An administrative law judge has ruled that the Office of Federal Contract Compliance Programs (OFCCP) have been asking for way too much data while trying to address reported pay disparities between men and women working for Google.
On Friday, an administrative law judge for the United States Department of Labor issued a recommended decision and order regarding a demand for extensive data about Google employees made by the Office of Federal Contract Compliance Programs (OFCCP), an agency of the U.S. Department of Labor. The decision concluded that the OFCCP demands were "over-broad, intrusive on employee privacy, unduly burdensome and insufficiently focused on obtaining the relevant information." This means that the Office couldn't justify why it needed as much info as it wanted.
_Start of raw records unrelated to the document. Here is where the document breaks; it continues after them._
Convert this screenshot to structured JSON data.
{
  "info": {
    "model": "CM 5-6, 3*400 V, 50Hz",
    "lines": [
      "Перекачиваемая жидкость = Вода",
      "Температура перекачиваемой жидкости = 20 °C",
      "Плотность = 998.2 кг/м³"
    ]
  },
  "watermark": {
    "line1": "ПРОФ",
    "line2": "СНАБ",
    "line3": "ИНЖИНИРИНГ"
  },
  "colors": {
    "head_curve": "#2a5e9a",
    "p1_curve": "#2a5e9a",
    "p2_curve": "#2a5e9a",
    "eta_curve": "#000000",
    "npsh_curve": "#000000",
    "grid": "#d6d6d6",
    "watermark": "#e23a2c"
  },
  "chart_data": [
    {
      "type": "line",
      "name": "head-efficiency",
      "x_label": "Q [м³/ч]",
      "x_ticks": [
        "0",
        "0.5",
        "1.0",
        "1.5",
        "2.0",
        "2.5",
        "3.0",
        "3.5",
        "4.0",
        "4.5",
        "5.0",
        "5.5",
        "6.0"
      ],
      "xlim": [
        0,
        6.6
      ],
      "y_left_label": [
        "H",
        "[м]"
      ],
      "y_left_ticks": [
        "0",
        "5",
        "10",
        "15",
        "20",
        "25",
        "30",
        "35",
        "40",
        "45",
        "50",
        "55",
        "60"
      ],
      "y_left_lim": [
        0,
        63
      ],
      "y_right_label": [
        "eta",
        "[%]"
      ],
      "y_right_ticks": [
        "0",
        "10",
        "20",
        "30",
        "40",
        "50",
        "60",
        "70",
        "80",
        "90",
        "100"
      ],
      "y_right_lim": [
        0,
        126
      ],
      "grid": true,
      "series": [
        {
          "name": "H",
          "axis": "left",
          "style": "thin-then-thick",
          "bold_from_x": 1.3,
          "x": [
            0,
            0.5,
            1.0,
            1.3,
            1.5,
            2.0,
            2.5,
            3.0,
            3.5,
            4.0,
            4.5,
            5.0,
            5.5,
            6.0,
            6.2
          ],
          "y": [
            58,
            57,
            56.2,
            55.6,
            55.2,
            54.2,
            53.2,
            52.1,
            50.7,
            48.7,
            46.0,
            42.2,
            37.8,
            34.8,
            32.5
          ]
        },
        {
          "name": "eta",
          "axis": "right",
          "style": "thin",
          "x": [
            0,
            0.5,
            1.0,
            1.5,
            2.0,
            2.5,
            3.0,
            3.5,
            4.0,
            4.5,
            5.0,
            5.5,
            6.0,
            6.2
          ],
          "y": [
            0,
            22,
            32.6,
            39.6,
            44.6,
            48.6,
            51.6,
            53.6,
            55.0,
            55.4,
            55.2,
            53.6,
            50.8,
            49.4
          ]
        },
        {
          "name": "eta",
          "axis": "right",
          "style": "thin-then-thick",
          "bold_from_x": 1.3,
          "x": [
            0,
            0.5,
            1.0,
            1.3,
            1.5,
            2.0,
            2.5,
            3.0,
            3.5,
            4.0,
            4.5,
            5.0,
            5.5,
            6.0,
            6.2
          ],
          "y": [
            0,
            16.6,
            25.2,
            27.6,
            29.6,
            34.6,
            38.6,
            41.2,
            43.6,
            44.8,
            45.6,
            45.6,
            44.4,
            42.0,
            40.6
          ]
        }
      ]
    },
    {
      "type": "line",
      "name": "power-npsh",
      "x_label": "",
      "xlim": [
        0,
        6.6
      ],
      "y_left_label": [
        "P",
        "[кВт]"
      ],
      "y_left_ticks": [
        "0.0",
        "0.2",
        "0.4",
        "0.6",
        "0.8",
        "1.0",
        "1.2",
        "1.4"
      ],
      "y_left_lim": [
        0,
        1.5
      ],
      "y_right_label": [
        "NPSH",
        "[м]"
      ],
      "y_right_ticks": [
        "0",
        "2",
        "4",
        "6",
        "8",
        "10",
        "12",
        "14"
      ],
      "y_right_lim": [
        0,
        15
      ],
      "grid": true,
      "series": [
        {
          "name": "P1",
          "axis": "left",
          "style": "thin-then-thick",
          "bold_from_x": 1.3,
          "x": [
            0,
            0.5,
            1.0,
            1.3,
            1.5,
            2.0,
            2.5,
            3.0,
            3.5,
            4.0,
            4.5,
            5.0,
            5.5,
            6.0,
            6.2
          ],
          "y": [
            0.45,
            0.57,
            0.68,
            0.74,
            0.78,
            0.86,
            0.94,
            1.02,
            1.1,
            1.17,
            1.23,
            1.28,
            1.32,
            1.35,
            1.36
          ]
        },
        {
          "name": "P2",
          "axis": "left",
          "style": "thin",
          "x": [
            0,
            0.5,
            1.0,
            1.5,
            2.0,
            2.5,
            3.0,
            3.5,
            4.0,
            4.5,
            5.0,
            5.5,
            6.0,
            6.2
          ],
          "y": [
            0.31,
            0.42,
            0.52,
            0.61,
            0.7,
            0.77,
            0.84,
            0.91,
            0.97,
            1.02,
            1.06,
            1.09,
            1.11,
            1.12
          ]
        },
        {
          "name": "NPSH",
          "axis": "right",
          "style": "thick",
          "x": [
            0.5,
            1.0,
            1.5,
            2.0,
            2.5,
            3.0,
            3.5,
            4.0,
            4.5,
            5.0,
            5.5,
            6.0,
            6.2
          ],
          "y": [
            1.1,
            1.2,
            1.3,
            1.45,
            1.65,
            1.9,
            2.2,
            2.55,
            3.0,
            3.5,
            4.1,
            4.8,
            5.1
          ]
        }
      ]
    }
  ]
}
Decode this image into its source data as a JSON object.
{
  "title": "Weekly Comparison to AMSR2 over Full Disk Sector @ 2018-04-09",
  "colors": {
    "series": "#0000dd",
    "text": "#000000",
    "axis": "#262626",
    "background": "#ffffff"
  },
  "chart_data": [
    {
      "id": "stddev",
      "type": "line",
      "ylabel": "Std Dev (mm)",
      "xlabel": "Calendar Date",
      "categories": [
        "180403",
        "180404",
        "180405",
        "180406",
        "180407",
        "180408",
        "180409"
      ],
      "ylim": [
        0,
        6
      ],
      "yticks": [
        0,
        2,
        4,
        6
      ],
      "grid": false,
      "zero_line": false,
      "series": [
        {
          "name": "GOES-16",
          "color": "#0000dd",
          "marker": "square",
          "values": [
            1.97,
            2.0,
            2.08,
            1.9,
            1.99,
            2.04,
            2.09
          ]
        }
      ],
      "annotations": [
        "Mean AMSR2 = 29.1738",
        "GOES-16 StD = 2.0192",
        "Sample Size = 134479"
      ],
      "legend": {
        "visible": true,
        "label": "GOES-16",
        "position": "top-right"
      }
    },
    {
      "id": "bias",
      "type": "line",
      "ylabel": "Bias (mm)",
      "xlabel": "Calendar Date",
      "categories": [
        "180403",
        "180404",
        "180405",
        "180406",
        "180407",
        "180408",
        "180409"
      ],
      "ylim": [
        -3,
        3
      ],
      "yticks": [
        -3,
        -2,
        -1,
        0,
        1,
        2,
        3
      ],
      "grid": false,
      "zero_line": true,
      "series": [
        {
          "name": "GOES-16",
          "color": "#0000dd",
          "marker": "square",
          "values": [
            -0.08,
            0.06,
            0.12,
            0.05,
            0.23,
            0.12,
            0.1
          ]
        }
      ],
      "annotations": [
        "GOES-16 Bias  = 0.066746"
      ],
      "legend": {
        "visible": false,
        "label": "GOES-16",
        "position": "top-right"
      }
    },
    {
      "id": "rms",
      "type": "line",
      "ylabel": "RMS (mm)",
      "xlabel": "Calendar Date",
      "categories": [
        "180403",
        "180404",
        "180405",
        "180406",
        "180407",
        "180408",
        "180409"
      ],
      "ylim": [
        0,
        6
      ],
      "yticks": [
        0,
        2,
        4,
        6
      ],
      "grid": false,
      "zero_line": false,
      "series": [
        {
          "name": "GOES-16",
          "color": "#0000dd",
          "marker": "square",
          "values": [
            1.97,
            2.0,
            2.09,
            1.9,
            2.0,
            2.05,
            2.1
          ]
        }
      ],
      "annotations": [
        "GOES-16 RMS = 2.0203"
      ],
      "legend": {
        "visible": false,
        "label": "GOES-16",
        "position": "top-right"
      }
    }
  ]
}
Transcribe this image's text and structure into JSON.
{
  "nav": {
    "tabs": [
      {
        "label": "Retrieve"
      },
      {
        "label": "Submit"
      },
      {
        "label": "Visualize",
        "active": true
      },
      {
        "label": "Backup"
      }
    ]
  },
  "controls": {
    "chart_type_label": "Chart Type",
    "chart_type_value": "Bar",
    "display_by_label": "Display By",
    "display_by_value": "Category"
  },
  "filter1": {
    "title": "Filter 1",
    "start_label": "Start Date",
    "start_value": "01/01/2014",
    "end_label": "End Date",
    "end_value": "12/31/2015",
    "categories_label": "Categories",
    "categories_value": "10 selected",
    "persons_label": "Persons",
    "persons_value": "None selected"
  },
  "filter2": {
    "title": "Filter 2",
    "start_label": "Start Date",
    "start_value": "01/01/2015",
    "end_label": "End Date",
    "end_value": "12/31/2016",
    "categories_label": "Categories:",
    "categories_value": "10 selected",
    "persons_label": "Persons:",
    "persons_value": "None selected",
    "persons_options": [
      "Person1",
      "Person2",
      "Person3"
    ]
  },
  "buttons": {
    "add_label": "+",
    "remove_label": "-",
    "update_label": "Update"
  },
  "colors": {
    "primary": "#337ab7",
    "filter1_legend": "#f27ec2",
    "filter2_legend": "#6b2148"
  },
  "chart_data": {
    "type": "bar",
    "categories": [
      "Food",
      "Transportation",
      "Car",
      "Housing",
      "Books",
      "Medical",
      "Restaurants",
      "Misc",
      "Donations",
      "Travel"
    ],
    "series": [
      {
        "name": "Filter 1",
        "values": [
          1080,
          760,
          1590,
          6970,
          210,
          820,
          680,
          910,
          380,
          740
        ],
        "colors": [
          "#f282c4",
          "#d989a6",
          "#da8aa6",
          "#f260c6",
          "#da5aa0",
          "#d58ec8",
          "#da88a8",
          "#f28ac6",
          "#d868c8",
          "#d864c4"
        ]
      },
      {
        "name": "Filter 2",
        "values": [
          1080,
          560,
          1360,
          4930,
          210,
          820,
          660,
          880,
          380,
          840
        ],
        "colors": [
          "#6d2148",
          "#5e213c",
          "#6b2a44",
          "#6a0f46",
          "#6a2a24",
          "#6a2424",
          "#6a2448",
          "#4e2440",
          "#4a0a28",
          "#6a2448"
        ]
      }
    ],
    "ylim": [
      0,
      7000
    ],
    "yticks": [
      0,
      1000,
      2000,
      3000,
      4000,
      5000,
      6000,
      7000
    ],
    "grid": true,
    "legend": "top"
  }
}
The Department had been asking for job data up to 15 years old, and wanted far-ranging personal data that included addresses and contact info for over 25,000 employees.
Google ssid it would honor the rest of the order and provide the "much more limited" data the judge said was acceptable. That includes the contacts for a sample of 8,000 workers.
"While we're pleased with Friday's recommended decision, we remain committed to treating, and paying, people fairly and without bias with regard to factors like gender or race," said Eileen Naughton, Google's VP of People Operations. "We are proud of our practices and leadership in this area, and we look forward to working constructively with OFCCP, as we complete this review and in the future."